Grouping question

[Eddie Gutia]

I came across a question given below.

A local card club will send 3 representatives to the national conference. If the local club has 8 members, how many different groups of representatives could the club send?

MGMAT answer: 8!/3!*5!

My doubt: If we want to solve this problem without using formula, below is my approach.

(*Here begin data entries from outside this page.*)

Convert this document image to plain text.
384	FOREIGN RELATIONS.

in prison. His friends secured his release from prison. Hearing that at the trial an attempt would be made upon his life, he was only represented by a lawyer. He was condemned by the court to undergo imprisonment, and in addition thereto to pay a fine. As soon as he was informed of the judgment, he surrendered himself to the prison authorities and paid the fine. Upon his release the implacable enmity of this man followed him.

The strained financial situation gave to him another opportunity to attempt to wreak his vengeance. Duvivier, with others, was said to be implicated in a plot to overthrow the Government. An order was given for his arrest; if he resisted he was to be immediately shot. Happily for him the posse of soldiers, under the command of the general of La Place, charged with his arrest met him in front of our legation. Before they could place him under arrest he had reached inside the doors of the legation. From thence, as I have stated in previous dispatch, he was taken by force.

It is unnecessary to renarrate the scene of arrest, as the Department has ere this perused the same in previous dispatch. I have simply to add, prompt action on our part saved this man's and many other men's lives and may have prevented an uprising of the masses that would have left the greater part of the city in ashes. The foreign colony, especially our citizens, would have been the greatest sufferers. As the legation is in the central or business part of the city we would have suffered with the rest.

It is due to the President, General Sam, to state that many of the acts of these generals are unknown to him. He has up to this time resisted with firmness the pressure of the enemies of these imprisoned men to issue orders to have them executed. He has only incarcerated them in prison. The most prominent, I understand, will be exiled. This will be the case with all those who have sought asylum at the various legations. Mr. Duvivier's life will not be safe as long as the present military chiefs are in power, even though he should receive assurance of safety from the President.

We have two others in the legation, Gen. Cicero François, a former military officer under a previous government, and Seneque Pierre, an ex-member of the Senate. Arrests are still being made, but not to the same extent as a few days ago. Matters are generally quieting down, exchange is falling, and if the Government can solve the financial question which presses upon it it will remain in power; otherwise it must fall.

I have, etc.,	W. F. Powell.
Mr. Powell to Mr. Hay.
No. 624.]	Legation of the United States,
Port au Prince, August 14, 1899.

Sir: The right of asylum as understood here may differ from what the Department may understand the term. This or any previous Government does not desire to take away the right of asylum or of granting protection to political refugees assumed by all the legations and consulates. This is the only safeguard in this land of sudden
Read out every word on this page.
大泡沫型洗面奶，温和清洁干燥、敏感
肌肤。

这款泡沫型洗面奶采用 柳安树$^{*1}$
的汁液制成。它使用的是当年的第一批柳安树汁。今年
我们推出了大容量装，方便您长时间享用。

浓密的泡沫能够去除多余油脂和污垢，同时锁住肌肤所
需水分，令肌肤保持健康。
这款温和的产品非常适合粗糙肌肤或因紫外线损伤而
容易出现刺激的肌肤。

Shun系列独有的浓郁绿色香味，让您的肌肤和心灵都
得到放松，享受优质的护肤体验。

For the group 3 members, the first person can be any of the 8 members, 2nd person can be any of the 7 members and the third person can be any of the 6 members. So according to my interpretation the solution should be 8*7*6. According to MGMAT answer this is obviously. Can you please correct my approach?

[jlucero]

Compare your answer to the answer given:

8!/3!5! vs 8*7*6.

Note that you could make the second one into 8! by multiplying by 5*4*3*2*1, and then we can cancel that by multiplying by 5*4*3*2*1 on the bottom:

8!/3!5! vs 8*7*6*5*4*3*2*1/5*4*3*2*1

Cleaning this up we get:

8!/3!5! vs 8!/5!

So what did you forget to do? Divide by a 3!. Why is this important? Well think about your math- when you say 8 people can be selected first and then 7 are selected second, that means 56 combinations could be selected first and second. But we have some repeats. Selecting Amy first and Betty second is no different than selecting Betty first and Amy second. So we divide by 2! in this case to say that even though we can select people in 56 different ways, there are 2 different ways to select the same 2 people, so there are only 28 different combinations. So what would you need to do finish up your method? And why?

[Eddie Gutia]

Great explanation.. Thanks a lot..

[tim]

:)